Une broche qui tourne à Istanbul, un kiosque à Berlin, et le sandwich qu'on ferme à Bordeaux à une heure du matin. Deux siècles tiennent dans un pain.

Origines

Le kebab est l'un des plats les plus mangés d'Europe, et l'un des plus jeunes sous la forme qu'on lui connaît. La broche est ottomane. Le sandwich, lui, est berlinois. Bordeaux a reçu les deux, dans le même pain.

Broche verticale
milieu du XIXᵉ siècle, Istanbul et Bursa
Berceau
Anatolie, Empire ottoman
Le sandwich
Berlin, années 1970
Trois héritages
la broche, le pain, les crudités et la sauce
En France
on l'a d'abord appelé « grec »
Rue d'Istanbul : enseignes de döner, broches qui tournent, passants sur les pavés.

Une viande qui tourne, à l'horizontale

Avant le sandwich, il y a la broche. Et avant la broche verticale, on grillait à plat.

Le mot kebab vient de l'arabe kabāb : de la viande grillée, rôtie, cuite sur le feu. Rien de plus. En Anatolie, on embrochait des tranches d'agneau à l'horizontale, au-dessus des braises. C'est le Cağ kebabı d'Erzurum : un cylindre qui tourne, des rubans qu'on coupe au fur et à mesure.

Des miniatures ottomanes du XVIIe siècle, et les récits d'Evliya Çelebi, montrent déjà ces rôtissoires dans tout le Levant. Ce n'est pas encore le kebab de minuit. Il manque le pain fermé, les crudités, la sauce — et la broche debout.

D'où vient le mot kebab

Deux mots collés. L'un dit le feu. L'autre dit le geste.

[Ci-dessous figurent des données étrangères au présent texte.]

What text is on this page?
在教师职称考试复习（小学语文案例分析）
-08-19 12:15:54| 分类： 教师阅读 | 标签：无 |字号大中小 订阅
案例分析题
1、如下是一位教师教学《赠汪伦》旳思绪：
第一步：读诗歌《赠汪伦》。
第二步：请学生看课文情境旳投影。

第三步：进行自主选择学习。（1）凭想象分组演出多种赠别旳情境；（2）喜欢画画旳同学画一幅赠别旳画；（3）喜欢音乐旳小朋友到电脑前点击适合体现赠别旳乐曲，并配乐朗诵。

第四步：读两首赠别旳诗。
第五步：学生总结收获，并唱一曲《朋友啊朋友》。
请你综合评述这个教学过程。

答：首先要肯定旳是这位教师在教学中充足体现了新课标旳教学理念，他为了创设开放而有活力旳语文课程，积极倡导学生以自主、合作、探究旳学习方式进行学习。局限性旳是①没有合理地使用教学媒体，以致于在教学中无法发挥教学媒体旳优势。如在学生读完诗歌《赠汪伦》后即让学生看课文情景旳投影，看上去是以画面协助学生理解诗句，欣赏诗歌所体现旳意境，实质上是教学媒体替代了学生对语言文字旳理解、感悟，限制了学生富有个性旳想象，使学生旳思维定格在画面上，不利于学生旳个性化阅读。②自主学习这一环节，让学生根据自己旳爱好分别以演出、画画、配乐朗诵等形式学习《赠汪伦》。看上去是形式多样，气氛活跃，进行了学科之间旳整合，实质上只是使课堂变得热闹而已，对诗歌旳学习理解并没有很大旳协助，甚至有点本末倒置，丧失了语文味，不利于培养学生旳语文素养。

Kebab, on l'a dit : la viande grillée. Döner vient du turc dönmek, tourner, pivoter. Ensemble, döner kebap : la viande qui tourne. Le mot décrit la mécanique, pas une recette.

C'est pour ça qu'il voyage si bien. Shawarma, gyros, al pastor : chacun a traduit « ça tourne » dans sa langue, et plié le plat à ce qu'il avait sous la main.

On redresse la broche

Dans les cuisines étroites d'Istanbul, la broche horizontale prenait trop de place. On l'a dressée. La graisse a fait le reste.

Au milieu du XIXe siècle, à Istanbul et à Bursa, les rôtisseurs redressent la broche. En haut, la graisse fond et ruisselle. En bas, les fibres restent nourries. On gagne de la place au sol, et on gagne un goût.

On attribue souvent le geste à Hamdi Usta, à Kastamonu, vers 1855, et à İskender Efendi, à Bursa, qui en fait un plat d'assiette dès 1867 : viande fine, pain, sauce tomate, beurre, yaourt. Une photo d'Istanbul, prise en 1854 par James Robertson, montre déjà un vendeur de rue à la broche verticale. L'invention n'a pas un seul père. Elle était dans l'air.

Un couteau racle une broche verticale : la viande tombe en lamelles, la braise éclaire le geste.
Redresser la broche, ce n'est pas un effet. La graisse descend, la viande ne sèche pas.

Shawarma, gyros, tacos al pastor

La même broche, d'autres marinades, d'autres pains. Le kebab n'est pas un plat : c'est une famille.

Au Levant, ça s'appelle shawarma — du turc çevirme, tourner. En Grèce, gyros, le même mot. Au Mexique, des Levantins ont emporté la broche : tacos árabes à Puebla, puis tacos al pastor à Mexico, porc à l'achiote, ananas au sommet du trompo.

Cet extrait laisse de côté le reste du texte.